In Europe and Asia relevant legislation was introduced even later: It was implemented in Japan in 1995, Germany and Singapore in 1998, and Denmark and Sweden in 2000. In many of those countries share repurchase legislation is very restrictive; some restrictions include a requirement to obtain the approval of shareholders and limits on the proportion of shares that can be repurchased.
Let's now examine the growth of share repurchases in relation to the popularity of dividends. For example, in the early 1990s, the value of share repurchases in the US was just a fraction of the value of dividends in the American market. In the early 2000s, the total value of share repurchases in the US started to outgrow the total value of cash dividends.
Share repurchases keep growing in other markets, too. Why is it so? Mostly because of the introduced regulations. But also because of 2 things that distinguish share repurchases from dividends:
- Unlike dividend payments, share repurchases are not obligatory. Therefore, a share repurchase allows a company to react to the current developments within the company itself, in its environment, and on the stock exchange. For example, a company may decide against continuing repurchase.

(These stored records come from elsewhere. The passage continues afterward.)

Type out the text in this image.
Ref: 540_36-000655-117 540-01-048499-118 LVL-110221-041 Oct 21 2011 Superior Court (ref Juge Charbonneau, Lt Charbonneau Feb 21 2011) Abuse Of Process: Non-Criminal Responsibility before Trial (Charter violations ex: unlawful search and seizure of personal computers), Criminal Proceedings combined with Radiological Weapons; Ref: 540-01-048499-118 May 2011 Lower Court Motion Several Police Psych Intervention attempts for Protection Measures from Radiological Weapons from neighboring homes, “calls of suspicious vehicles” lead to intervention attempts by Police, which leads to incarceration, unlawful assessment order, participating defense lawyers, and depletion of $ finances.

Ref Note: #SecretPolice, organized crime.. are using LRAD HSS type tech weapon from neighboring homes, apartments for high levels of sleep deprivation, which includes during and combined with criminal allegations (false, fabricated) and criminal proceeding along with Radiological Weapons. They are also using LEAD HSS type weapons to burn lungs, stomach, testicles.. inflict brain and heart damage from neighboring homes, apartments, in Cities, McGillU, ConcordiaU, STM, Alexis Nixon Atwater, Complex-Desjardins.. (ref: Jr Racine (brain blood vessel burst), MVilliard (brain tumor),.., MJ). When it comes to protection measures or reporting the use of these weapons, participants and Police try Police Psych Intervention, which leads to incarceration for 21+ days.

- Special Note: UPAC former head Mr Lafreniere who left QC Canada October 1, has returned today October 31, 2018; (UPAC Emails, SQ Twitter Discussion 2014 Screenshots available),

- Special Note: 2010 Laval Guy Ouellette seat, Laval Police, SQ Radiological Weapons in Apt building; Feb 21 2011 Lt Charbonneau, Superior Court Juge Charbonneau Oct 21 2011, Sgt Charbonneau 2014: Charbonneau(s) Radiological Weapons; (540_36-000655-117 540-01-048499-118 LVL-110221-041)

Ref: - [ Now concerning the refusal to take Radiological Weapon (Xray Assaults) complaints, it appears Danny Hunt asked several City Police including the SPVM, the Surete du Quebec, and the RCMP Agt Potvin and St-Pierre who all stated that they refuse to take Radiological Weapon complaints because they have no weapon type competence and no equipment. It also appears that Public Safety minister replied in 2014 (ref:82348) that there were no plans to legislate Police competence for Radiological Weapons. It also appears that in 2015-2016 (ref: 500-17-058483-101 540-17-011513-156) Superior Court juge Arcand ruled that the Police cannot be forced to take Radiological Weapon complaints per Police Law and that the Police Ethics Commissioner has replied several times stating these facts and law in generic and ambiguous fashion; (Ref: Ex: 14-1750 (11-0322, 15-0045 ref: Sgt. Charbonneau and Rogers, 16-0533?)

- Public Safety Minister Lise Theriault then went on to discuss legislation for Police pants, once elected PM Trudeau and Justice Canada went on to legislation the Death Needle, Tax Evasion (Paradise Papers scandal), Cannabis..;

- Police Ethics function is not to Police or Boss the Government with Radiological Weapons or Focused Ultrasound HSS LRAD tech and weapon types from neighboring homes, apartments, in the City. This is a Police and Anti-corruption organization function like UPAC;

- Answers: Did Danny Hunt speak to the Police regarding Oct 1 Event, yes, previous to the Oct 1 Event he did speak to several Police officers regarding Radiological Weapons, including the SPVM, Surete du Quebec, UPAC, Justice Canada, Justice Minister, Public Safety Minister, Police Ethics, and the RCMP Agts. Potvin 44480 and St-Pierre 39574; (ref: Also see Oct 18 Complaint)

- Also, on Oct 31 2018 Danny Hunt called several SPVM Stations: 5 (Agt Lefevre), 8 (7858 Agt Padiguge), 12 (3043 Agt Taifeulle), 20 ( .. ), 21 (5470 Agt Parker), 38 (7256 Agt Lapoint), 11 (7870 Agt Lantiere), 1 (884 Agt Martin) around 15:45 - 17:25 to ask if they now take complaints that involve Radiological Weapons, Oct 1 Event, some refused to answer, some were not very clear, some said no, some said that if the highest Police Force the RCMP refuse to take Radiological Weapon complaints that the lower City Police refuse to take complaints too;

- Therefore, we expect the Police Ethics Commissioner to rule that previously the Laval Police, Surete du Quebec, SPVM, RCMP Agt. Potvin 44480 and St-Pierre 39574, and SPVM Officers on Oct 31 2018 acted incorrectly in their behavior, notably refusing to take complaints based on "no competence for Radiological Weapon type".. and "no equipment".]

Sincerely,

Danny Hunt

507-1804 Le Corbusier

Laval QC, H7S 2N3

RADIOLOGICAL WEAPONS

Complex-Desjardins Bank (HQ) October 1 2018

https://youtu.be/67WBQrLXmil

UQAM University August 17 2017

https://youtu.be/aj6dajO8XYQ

- Dividends are always paid out proportionally to the number of shares held, whereas, in the case of a shares repurchase, a company can buy back shares owned only by those shareholders who are willing to sell them. So it is the shareholders who decide whether or not to participate in a share repurchase.
- One reason is that a share repurchase can support share prices if a company's management feels they are undervalued in the marketplace.
- What’s more, a share repurchase is also a flexible way to pay out cash to shareholders. A company has the liberty to decide on the time and size of a share repurchase.
- Share repurchase can be also used to decrease the number of outstanding shares, e.g. a lot of employees exercise their stock options.
- Finally, if the tax rate on cash dividends in a market exceeds the tax rate on capital gains, share repurchases increase tax efficiency.
IMPORTANT: For 2023 candidates the video below is optional.
- Share repurchases are transactions in which companies buy back shares they have previously issued from their shareholders.
- A share repurchase (aka. share buyback) is often considered an alternative to the cash dividend.
- Unlike dividend payments, share repurchases are not obligatory (for example a company may decide against continuing repurchase).
- In contrast to dividends, it is the shareholders who decide whether or not to participate in a share repurchase.